Le Divorce pour faute

Le divorce pour faute, dit « divorce conflictuel » est de loin de plus usité par les époux notamment lorsque l'un reproche à l'autre « une faute » à savoir une violation grave ou renouvelée des droits et obligations du mariage qui rendent intolérable le maintien de la vie commune.

La « faute » telle que retenue et appréciée souverainement par le Juge Aux Affaires Familiales ne peut retenir une définition limitative. En effet, elle peut englober un certain nombre de situations même si le plus fréquemment elle se résume à : l'infidélité, un manquement dans le devoir d'assistance et de secours, l'alcoolisme, la violence physique et ou verbale »

Conflictuelle par définition, la procédure du divorce pour faute n'en sera que plus longue et onéreuse.

Elle débute classiquement par le dépôt d'une requête en divorce initiale de la part de l'époux le plus diligent, aux termes de laquelle il sollicitera des mesures provisoires dans l'attente du prononcé définitif du divorce, sans faire état du fondement du divorce, les fautes ne pouvant être évoquées à ce stade du divorce.

Cette requête, obligatoirement présentée par l'avocat de l'époux, sera examinée lors d'une audience dite de « tentative de conciliation » devant le Juge aux Affaires familiales qui, après avoir reçu individuellement les époux puis conjointement avec leurs conseils, statuera sur les demandes par le biais d'une Ordonnance de tentative de Conciliation, laquelle ouvre droit à l'époux en demande, d'assigner son conjoint en divorce.

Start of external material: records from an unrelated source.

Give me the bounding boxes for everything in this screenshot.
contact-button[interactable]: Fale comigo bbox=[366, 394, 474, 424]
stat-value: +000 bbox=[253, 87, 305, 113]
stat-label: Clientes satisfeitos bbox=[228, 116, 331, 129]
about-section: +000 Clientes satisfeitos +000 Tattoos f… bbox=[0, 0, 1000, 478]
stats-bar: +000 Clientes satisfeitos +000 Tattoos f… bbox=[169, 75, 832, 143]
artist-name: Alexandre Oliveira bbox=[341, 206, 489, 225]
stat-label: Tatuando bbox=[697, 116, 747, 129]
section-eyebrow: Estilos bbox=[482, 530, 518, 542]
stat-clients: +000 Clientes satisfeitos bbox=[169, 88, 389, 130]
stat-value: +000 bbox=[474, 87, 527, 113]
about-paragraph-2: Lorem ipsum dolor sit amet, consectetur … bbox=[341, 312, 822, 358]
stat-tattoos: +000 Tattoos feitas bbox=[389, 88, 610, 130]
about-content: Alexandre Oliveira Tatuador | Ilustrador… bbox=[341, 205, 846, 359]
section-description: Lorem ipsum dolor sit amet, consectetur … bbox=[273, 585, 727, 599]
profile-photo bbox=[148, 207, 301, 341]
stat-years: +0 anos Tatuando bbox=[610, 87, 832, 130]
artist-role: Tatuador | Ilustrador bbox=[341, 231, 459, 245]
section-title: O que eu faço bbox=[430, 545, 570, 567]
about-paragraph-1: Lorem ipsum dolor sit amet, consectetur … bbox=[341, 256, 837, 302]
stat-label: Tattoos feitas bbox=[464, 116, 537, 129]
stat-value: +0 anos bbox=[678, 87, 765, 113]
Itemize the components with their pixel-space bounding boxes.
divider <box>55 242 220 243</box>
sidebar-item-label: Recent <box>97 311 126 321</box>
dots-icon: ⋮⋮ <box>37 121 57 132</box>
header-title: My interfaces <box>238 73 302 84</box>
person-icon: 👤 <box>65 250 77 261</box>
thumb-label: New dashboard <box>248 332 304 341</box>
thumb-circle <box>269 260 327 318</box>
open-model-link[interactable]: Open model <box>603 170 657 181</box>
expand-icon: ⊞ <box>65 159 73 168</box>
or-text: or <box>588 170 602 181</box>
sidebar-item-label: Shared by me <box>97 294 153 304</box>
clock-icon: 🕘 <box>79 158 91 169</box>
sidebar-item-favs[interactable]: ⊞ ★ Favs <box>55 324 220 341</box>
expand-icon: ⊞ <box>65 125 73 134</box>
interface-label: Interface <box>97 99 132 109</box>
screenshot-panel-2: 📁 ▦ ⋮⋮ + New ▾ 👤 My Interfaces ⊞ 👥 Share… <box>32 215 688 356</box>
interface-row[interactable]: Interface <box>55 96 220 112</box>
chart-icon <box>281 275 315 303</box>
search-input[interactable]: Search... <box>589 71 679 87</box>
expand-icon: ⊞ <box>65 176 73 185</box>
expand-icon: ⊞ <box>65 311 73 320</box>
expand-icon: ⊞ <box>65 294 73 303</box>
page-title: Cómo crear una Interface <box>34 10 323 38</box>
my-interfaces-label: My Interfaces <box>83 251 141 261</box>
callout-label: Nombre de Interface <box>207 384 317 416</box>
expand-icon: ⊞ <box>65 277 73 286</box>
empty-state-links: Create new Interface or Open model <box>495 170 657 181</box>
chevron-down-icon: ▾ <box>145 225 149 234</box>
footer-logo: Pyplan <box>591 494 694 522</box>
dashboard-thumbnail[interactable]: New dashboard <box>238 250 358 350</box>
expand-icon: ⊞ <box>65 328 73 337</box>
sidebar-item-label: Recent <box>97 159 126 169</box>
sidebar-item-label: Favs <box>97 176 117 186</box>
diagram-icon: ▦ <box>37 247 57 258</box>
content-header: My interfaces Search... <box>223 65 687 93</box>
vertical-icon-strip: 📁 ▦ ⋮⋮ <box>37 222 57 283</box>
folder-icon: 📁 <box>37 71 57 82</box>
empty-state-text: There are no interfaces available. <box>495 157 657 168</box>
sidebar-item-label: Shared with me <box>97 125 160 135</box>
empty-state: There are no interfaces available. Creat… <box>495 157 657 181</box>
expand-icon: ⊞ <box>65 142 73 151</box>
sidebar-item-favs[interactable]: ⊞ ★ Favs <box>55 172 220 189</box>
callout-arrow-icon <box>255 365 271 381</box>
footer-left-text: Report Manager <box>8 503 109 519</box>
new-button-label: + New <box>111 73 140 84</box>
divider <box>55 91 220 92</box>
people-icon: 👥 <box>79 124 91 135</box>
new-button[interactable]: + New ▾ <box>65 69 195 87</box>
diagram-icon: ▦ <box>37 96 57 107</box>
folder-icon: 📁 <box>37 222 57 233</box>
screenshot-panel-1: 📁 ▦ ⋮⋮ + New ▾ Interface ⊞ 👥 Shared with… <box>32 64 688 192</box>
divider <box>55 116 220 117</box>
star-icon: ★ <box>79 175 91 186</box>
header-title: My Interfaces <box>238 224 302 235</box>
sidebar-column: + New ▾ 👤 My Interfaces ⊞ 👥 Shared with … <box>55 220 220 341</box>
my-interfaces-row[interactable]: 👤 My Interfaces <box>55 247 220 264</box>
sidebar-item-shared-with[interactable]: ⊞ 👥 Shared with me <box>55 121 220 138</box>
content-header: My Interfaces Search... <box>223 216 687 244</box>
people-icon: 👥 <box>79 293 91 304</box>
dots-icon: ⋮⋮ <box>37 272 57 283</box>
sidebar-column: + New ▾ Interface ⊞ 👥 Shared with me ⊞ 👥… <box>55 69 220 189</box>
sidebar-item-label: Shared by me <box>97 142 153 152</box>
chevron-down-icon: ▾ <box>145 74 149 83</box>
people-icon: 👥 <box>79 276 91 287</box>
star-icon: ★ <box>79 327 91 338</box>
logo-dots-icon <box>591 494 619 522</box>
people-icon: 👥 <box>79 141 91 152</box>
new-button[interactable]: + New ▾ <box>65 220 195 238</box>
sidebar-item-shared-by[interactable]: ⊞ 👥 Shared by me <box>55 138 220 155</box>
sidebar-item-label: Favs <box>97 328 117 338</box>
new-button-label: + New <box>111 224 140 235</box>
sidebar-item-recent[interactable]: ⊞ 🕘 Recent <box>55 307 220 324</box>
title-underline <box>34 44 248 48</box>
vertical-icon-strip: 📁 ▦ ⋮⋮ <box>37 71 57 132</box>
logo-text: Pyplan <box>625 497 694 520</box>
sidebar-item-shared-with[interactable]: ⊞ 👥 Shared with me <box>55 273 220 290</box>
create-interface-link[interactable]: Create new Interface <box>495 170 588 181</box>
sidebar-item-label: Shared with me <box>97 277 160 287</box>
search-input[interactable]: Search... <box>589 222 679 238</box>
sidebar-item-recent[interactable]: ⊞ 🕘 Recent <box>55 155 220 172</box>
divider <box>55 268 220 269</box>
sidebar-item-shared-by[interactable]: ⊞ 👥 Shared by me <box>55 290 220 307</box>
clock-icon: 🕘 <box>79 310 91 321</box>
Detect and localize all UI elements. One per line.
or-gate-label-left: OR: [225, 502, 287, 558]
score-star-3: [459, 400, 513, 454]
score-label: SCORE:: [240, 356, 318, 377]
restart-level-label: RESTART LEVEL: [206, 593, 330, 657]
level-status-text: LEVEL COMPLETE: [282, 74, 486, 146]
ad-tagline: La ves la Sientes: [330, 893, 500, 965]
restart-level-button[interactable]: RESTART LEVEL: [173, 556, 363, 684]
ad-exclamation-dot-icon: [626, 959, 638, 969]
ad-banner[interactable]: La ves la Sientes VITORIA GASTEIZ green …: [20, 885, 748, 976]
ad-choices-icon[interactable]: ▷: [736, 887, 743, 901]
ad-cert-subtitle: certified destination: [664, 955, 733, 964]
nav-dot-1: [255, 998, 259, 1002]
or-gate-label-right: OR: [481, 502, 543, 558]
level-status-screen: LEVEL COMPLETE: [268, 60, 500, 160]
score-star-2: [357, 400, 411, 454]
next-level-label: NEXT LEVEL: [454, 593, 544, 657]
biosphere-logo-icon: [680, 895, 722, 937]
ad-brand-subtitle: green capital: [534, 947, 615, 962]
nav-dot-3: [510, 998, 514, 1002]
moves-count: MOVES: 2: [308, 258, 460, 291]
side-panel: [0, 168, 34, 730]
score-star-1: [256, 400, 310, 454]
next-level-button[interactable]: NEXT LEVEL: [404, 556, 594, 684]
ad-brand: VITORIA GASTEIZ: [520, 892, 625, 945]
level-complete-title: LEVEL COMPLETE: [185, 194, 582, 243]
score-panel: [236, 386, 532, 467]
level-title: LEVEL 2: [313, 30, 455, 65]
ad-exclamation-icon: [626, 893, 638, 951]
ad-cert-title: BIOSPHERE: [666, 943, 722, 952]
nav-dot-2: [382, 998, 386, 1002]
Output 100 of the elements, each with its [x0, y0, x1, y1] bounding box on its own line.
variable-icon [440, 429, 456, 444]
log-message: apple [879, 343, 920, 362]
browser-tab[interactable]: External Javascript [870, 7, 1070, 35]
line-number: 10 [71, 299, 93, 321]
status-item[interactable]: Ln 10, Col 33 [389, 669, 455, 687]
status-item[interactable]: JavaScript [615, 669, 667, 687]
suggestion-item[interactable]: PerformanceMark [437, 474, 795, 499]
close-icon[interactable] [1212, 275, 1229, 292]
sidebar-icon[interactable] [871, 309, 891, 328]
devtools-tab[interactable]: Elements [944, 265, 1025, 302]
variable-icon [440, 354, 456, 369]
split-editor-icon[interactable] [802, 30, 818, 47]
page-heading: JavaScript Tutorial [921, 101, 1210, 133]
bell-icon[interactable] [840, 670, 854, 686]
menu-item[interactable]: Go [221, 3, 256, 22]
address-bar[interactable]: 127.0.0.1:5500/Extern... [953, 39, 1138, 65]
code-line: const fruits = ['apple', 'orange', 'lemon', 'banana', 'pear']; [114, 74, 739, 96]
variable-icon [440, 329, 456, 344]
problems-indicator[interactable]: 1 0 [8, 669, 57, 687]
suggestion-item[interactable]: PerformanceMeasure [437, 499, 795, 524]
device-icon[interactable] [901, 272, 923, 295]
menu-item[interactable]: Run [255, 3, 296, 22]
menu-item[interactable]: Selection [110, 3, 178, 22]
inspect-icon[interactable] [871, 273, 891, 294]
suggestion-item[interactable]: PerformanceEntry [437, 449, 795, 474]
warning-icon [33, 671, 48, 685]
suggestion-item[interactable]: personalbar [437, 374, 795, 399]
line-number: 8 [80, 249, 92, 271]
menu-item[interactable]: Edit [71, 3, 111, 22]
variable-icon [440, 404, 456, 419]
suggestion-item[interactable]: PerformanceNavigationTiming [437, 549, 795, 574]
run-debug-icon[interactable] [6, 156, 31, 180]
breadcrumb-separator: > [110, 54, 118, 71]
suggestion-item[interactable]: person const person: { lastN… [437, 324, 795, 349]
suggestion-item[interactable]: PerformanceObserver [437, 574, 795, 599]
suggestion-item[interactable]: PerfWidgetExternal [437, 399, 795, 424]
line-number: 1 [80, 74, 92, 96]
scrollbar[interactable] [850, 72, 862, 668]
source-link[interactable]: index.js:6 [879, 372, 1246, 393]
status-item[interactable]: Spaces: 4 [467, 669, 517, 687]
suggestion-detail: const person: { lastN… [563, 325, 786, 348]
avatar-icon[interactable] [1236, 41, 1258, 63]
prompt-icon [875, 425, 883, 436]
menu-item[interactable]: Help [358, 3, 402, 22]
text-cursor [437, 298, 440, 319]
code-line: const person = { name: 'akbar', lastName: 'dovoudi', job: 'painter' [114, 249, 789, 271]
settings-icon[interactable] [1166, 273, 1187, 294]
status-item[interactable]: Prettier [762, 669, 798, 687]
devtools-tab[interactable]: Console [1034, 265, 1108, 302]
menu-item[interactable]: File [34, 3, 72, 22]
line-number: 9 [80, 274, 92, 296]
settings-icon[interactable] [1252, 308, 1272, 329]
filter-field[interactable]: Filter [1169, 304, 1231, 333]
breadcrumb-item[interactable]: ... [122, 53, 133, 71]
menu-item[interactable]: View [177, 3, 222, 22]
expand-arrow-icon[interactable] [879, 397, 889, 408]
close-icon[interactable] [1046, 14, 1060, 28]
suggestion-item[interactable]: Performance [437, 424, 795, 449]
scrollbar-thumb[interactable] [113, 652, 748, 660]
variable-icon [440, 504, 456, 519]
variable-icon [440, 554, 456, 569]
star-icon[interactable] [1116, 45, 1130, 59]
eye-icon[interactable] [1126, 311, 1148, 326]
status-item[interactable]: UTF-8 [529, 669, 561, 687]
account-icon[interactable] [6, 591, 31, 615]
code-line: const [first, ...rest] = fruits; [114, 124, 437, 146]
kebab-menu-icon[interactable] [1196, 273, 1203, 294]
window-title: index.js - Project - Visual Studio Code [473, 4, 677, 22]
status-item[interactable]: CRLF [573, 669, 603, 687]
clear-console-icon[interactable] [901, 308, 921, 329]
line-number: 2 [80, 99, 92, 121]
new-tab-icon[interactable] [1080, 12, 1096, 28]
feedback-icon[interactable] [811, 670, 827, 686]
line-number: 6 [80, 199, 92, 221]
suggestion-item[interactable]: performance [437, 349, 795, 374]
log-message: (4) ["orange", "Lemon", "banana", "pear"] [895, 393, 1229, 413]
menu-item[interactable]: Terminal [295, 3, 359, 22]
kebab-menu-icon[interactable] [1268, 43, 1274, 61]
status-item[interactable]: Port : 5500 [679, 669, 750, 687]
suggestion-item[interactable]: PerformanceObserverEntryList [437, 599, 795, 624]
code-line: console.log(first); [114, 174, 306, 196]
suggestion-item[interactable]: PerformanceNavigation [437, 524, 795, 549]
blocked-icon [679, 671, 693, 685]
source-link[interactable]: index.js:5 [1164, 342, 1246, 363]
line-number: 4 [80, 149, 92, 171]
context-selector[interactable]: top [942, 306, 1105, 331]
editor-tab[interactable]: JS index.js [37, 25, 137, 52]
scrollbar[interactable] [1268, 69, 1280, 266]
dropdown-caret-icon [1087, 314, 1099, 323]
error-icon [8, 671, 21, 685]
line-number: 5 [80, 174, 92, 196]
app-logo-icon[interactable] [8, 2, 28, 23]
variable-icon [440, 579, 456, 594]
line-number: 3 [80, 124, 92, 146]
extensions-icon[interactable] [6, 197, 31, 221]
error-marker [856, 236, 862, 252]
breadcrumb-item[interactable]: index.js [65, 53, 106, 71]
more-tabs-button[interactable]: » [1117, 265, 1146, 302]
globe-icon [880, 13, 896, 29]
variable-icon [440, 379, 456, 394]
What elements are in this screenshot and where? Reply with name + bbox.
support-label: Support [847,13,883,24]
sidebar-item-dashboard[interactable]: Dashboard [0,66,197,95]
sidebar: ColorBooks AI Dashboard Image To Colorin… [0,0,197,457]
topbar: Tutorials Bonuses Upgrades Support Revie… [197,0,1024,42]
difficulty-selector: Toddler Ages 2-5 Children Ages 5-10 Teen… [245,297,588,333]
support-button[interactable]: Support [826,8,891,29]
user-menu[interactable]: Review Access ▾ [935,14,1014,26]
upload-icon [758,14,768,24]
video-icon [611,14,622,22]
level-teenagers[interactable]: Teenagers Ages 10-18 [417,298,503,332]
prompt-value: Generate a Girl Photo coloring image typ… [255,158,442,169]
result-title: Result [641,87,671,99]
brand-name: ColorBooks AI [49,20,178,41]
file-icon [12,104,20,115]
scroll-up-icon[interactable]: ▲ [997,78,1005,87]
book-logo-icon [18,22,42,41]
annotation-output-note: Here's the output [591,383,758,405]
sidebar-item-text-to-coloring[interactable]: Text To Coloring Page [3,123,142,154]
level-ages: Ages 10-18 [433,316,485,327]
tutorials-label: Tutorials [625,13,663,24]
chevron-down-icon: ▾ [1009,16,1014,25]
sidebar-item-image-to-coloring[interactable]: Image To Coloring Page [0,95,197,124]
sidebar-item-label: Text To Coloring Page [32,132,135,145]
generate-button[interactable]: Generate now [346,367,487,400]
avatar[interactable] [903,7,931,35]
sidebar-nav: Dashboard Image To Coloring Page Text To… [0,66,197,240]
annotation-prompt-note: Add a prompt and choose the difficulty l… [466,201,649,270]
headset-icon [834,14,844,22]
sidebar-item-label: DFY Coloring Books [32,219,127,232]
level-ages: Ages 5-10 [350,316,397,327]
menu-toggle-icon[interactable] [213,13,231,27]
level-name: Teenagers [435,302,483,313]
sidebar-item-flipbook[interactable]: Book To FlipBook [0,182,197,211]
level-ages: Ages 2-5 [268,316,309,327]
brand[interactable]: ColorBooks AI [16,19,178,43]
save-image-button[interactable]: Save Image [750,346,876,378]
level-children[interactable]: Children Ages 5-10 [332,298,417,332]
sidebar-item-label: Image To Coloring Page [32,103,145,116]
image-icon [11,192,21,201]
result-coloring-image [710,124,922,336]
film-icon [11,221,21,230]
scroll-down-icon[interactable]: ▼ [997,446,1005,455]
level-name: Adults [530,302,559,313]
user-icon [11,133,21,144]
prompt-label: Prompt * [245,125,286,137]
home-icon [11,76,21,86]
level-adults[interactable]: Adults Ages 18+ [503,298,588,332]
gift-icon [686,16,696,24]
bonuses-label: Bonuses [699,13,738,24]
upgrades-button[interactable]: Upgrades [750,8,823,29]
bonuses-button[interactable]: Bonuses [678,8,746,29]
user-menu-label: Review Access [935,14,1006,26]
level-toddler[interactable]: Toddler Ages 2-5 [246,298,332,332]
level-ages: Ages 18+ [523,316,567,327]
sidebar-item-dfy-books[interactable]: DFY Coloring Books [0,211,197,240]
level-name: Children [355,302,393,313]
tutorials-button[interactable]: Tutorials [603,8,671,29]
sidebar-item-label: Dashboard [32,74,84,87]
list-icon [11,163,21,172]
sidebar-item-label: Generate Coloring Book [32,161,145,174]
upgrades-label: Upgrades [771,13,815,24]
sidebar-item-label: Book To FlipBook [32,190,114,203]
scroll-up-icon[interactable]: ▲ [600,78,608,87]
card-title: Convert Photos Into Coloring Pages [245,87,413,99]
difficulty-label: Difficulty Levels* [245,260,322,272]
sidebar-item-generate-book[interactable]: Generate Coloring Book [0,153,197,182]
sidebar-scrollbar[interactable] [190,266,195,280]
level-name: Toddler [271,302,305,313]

Il est à noter que lors de cette audience de tentative de Conciliation, un Procès Verbal d'Acceptation peut être signé entre époux. Ce PV ne constitue pas un accord sur les effets du divorce mais sur le principe même à savoir que les époux conviennent que le conflit ne portera désormais uniquement que sur les conséquences du divorce sans pouvoir faire état des fautes de l'un ou de l'autre.

Cette signature est très pratique notamment dans les cas où les autres cas de divorce ne peuvent être empruntés et qu'aucune réelle faute ne saurait être apportée précisément lorsque le divorce ne trouverait son fondement que dans la disparition de sentiments amoureux vis-à-vis de l'autre conjoint.

Faute de diligence de sa part dans un délai de trois mois, l'époux en défense pourra alors lui-même assigner en divorce sur la base de demandes reconventionnelles. C'est précisément dans le cadre de l'assignation en divorce que l'époux diligent fait état des griefs reprochés, à défaut de PV d'acceptation, mais surtout de toutes ses demandes qu'il s'agisse d'une demande prestation compensatoire, de la répartition des biens mobiliers ou immobiliers, des dettes, ou encore de la résidence de l'enfant, de la pension alimentaire ect

La difficulté résulte en ce que le Juge statuera uniquement au regard des éléments apportés par l'un et l'autre époux, pour prononcer le divorce, soit aux tords de l'un, soit aux torts partagés des époux, ou refuser de prononcer le divorce s'il estime qu'aucune faute n'est suffisamment démontrée. 

C'est la raison pour laquelle il convient de bien réfléchir sur le choix du type de divorce et d'user le divorce pour faute uniquement si l'époux est en mesure de prouver une faute qui peut, constituer une violation grave ou renouvelée des obligations nées du mariage.

Le divorce pour altération définitive du lien conjugal fait partie des procédures dites non-conflictuelles.

Il permet aux époux en mesure de justifier d'un défaut de cohabitation ou d'une séparation de fait depuis au moins deux ans, ou d'une altération grave des facultés mentales d'un époux depuis au moins deux ans de solliciter le divorce. Il est important de préciser que cette durée minimale de deux ans se calcul jusqu'au jour de l'Assignation en divorce.